Nach der Unterzeichnung der Verwaltungsvereinbarung zwischen Bund und Ländern geht es nun an die Umsetzung in den Ländern. Jedes Land wird eine Förderrichtlinie veröffentlichen, die die Einzelheiten regelt, insbesondere das Antragsverfahren.

Ab wann können Fördermittel aus dem DigitalPakt beantragt werden?

Nach der Unterzeichnung des DigitalPakts Schule gibt jedes Land in nächster Zeit selbst den Startschuss für eine Beantragung. Denn die Fördermittel werden beim Land beantragt, nicht beim Bund. Jedes Land wird für diesen Zweck eine eigene, mit dem Bund abgestimmte Förderrichtlinie herausgeben, die die Einzelheiten der Förderung festlegt, insbesondere ab wann Anträge gestellt werden können und bei welcher Stelle.

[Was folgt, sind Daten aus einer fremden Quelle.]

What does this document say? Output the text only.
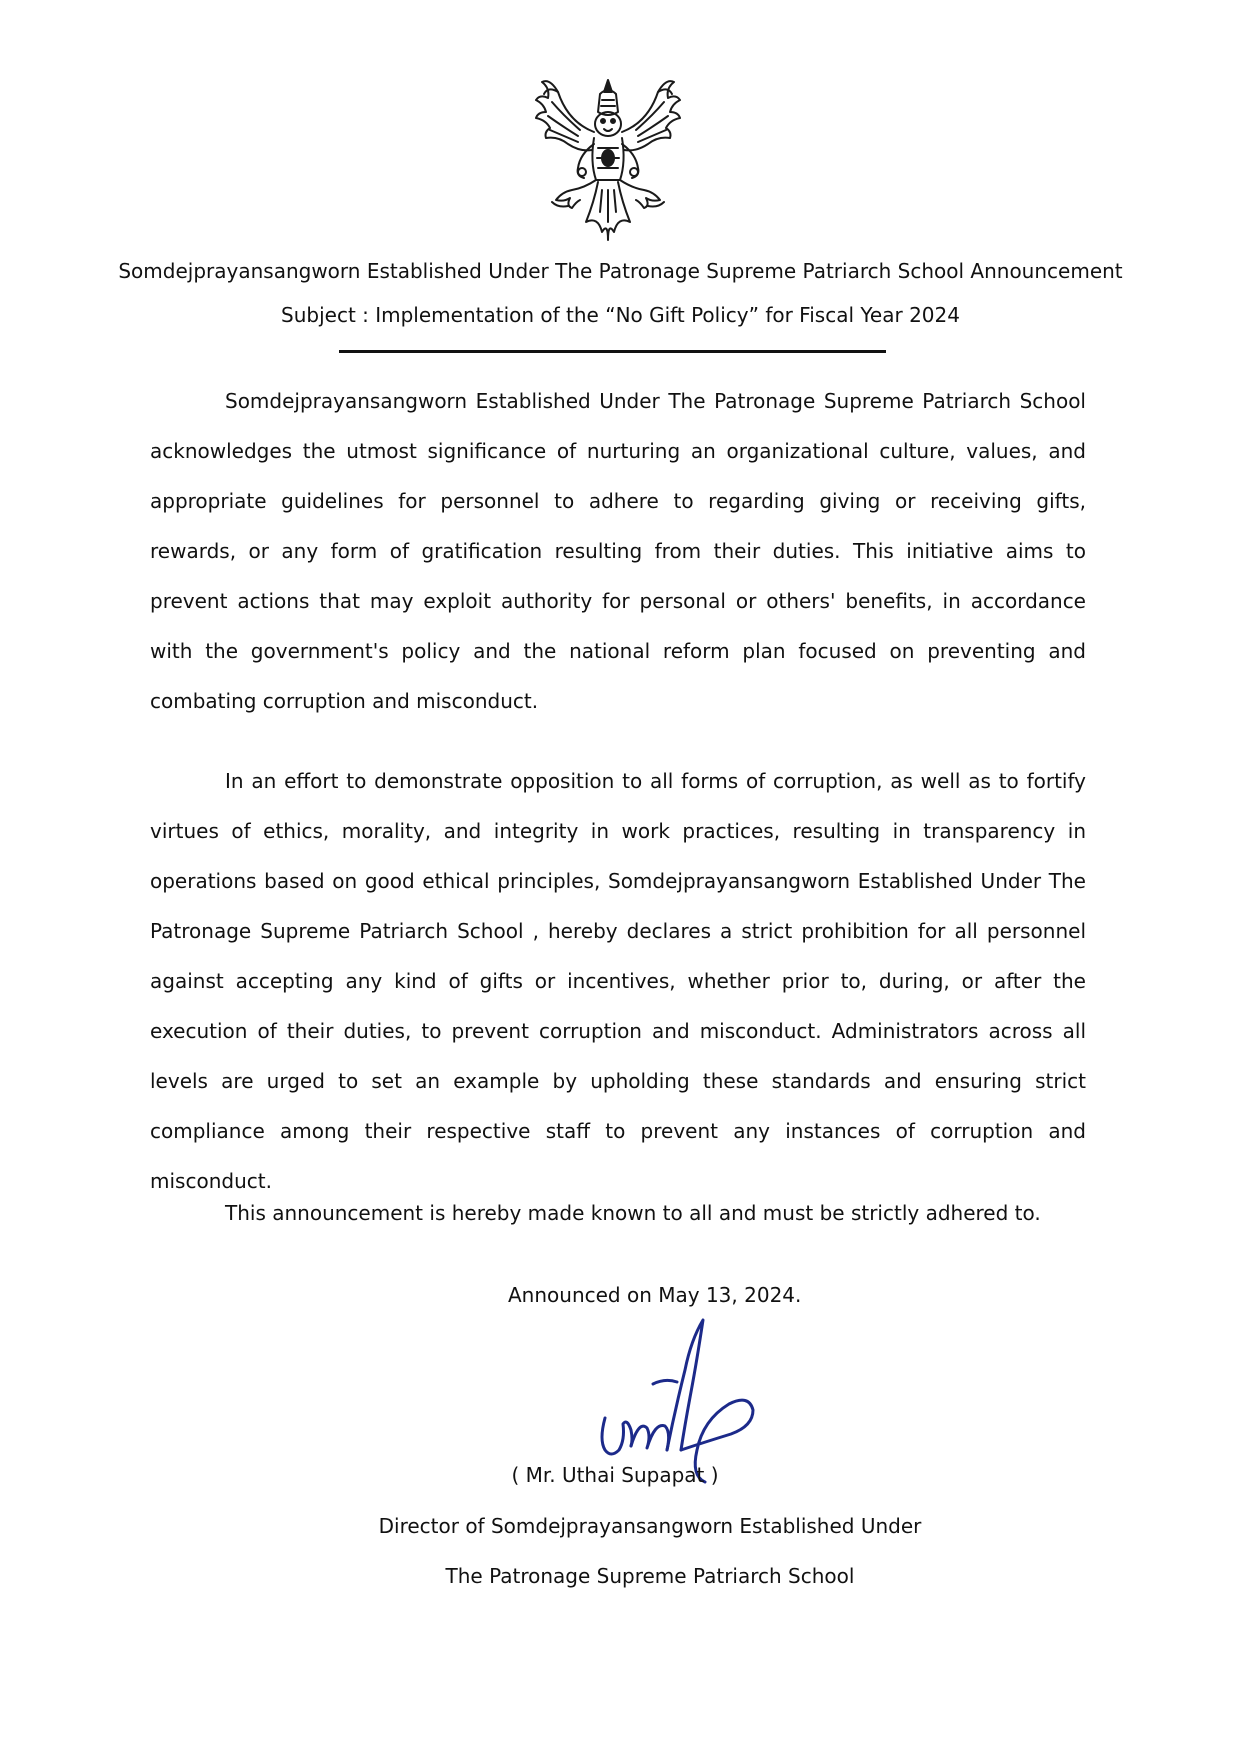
Somdejprayansangworn Established Under The Patronage Supreme Patriarch School Announcement
Subject : Implementation of the “No Gift Policy” for Fiscal Year 2024

Somdejprayansangworn Established Under The Patronage Supreme Patriarch School acknowledges the utmost significance of nurturing an organizational culture, values, and appropriate guidelines for personnel to adhere to regarding giving or receiving gifts, rewards, or any form of gratification resulting from their duties. This initiative aims to prevent actions that may exploit authority for personal or others' benefits, in accordance with the government's policy and the national reform plan focused on preventing and combating corruption and misconduct.

In an effort to demonstrate opposition to all forms of corruption, as well as to fortify virtues of ethics, morality, and integrity in work practices, resulting in transparency in operations based on good ethical principles, Somdejprayansangworn Established Under The Patronage Supreme Patriarch School , hereby declares a strict prohibition for all personnel against accepting any kind of gifts or incentives, whether prior to, during, or after the execution of their duties, to prevent corruption and misconduct. Administrators across all levels are urged to set an example by upholding these standards and ensuring strict compliance among their respective staff to prevent any instances of corruption and misconduct.

This announcement is hereby made known to all and must be strictly adhered to.
Announced on May 13, 2024.
( Mr. Uthai Supapat )
Director of Somdejprayansangworn Established Under
The Patronage Supreme Patriarch School
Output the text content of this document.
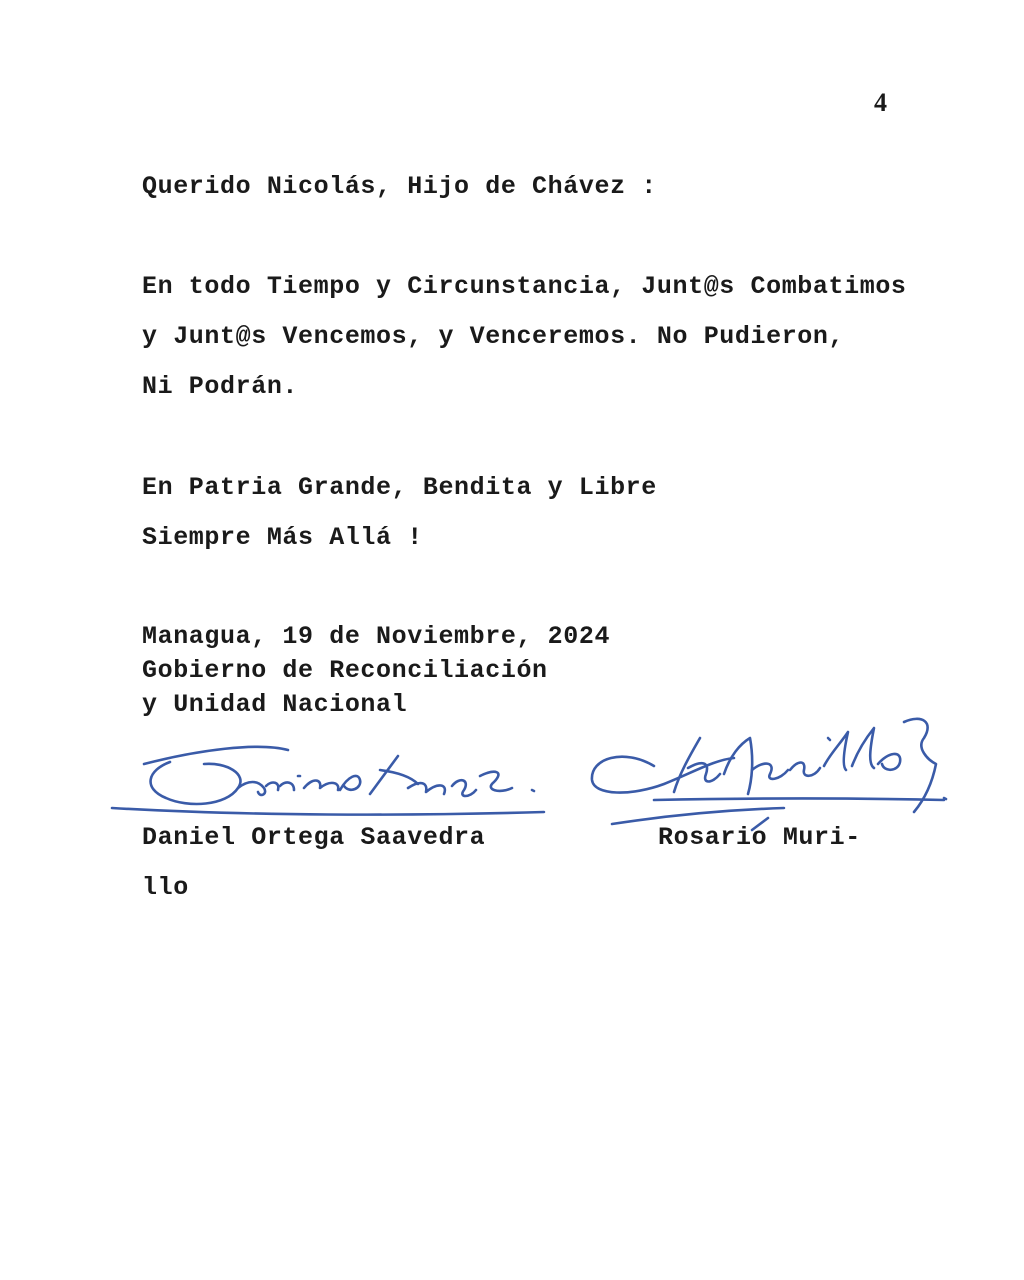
4
Querido Nicolás, Hijo de Chávez :
En todo Tiempo y Circunstancia, Junt@s Combatimos
y Junt@s Vencemos, y Venceremos. No Pudieron,
Ni Podrán.
En Patria Grande, Bendita y Libre
Siempre Más Allá !
Managua, 19 de Noviembre, 2024
Gobierno de Reconciliación
y Unidad Nacional
Daniel Ortega Saavedra	Rosario Muri-
llo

Wenn alles zügig geht, könnten die ersten Schulen noch in diesem Jahr mit ihren Investitionsmaßnahmen beginnen.

Welche Gegenstände können die Schulen mit den DigitalPakt-Mitteln kaufen?

Bund und Länder haben sich in der Verwaltungsvereinbarung auf Fördergegenstände und -bedingungen verständigt. Es sind spezielle digitale Arbeitsgeräte förderfähig, die in der beruflichen Ausbildung wie beispielsweise VR-Brillen für das Erlernen der Bedienung von Maschinen benötigt werden, sowie standortgebundene Anzeigegeräte in Schulen. Das sind beispielsweise interaktive Tafeln. Wenn es nach dem speziellen pädagogischen Konzept einer Schule erforderlich ist und sämtliche Infrastrukturkomponenten bereits vorhanden sind, sind in begrenztem Umfang auch Klassensätze mobiler Endgeräte förderfähig. Für die genaue Ausgestaltung der Regelung sind die Länder zuständig. Der Anteil an Fördermitteln, der für mobile Endgeräte aufgewendet wird, darf jedoch 20 % aller Fördermittel pro Schulträger nicht überschreiten. Damit versteht sich der DigitalPakt weiterhin eindeutig als Infrastrukturprogramm und und nicht als Förderprogram für Endgeräte. Mobile Endgeräte zur Nutzung durch Schülerinnen, Schüler und Lehrkräfte außerhalb des Unterrichts sind generell nicht förderfähig.

Wie soll es mit Service und Support der technischen Ausstattung weitergehen?

Es ist unabhängig vom DigitalPakt Schule die Aufgabe der Kommunen bzw. der privaten Schulträger, Betrieb, Support und Wartung der IT in den Schulen sicherzustellen. Die Länder prüfen im Antragsverfahren, ob entsprechende Konzepte vorliegen. Vielerorts übernehmen Lehrkräfte einfache technische Problembehebungen, sind Ansprechpartner für Lehrkräfte und für Schüler und Schülerinnen bei technischen Problemen und nehmen eine koordinierende Rolle wahr. Doch die Hauptaufgabe der Lehrkräfte bleibt die pädagogische Vermittlung von Kompetenzen und Inhalten und nicht die Wartung von Netzen und Geräten. Daueraufgaben der Kommunen beim Betrieb der IT wiederum darf der Bund aus verfassungsrechtlichen Gründen nicht finanzieren. Bisherige, auch vom Bundesministerium für Bildung und Forschung (BMBF) geförderte neue Ansätze wurden durch fehlende Infrastrukturen begrenzt.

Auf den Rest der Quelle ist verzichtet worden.